Под Преображенский марш двинулась голова ко­лонны.
Подтрунивая над моей любовью к маршам, друг прапорщик Кирилл Ивановский, улыбаясь, подмиги­вает:
– Но каждый марш звучит печально, в нем что-то уходит и вот, быть может, ушло бесповоротно.
– В маршах всегда есть движенье, они на сухо­жилья, на кожу, на мускулы действуют, в марше – физиологическое удовольствие, к тому ж на ходу толь­ко и думается по-настоящему, – отвечаю я.
В окне халупы я вижу довольное лицо освободив­шейся от постояльцев еврейки. В душащих облаках поднимаемой нами пыли мы проходим мимо обрыви­стых берегов желтого Днестра и выходим на шоссе, за годы войны истоптанное и избитое солдатскими сапо­гами и подковами конницы.
VIII
Над нами высокое беспощадное небо с нестерпи­мым жидкорасплавленным солнцем. Вороты рубах рас­стегнуты, лица матовы-пыльны, на губах соль, пот, пе­сок, и нет краю этому ползущему галицийскому шоссе с копошащимися на нем игрушками-солдатиками, конями, орудиями, передками, зарядными ящиками, обозными повозками, двуколками, верховыми, мотоциклетами. Всё движется сплошной лавой, конница, пехота, артил­лерия; движенье то и дело закупоривается живой проб­кой; с треском сцепляются колеса орудий, друг на дру­га наезжают упряжки; над шоссе повисла матерная брань ездовых, храпят под хлещущими нагайками, бьются лошади. А надо всем темным облаком поднимается пыль, и под сумасшедшим солнцем мы задыха­емся в этой пылающей пыли. Губы ссохлись, пере­смякли; усталость, голод, жажда; на остановках люди мгновенно засыпают тут же в пыли, в канавах, у дороги, но это не сон, это тяжкое забытье. На деревенских ули­цах у одиноких колодцев солдаты сгруживаются пить, сюда же с ведрами бегут кавалеристы поить лошадей; но на походе от питья только тяжелее.

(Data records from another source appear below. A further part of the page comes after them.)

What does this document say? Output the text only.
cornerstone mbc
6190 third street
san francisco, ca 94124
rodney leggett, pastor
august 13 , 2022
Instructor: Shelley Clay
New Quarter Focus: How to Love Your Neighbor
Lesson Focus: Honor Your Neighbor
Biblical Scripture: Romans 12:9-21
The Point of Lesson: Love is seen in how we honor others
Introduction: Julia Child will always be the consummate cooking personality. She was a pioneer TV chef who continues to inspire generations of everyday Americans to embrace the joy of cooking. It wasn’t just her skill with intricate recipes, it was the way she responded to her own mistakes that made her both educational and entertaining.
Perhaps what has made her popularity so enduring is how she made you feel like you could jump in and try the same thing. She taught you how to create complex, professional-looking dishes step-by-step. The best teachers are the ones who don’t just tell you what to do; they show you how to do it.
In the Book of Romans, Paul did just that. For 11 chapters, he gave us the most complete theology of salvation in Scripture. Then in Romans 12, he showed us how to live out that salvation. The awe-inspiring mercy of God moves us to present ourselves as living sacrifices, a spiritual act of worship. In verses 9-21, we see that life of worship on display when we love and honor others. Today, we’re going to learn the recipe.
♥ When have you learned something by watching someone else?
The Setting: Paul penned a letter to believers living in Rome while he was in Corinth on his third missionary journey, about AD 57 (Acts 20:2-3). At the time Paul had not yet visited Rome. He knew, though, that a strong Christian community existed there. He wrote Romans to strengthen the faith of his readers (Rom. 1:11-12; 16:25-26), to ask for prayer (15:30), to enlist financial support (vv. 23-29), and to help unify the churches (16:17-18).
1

Сколько дней мы идем? То ночуем в разворочен­ных гранатами халупах, то на дворах под нежно шеле­стящими ветлами. В походном снаряжении люди спят в странных вывернутых позах; если б они не вскрики­вали, не стонали во сне, можно было бы подумать, что это забытые на дороге трупы. А то мы идем ночь на­пролет под звездами и задремываем на ходу, в уста­лости не разбирая, сон ли это, явь ли, и всё движемся вперед, ступая отяжелевшими ногами в темноте чер­ного ночного шоссе. И чем глубже мы вклиняемся в Галицию, тем шоссе взволнованней и бесповоротней втя­гивает нас в то дикое пространство, где нет уже ниче­го, кроме войны.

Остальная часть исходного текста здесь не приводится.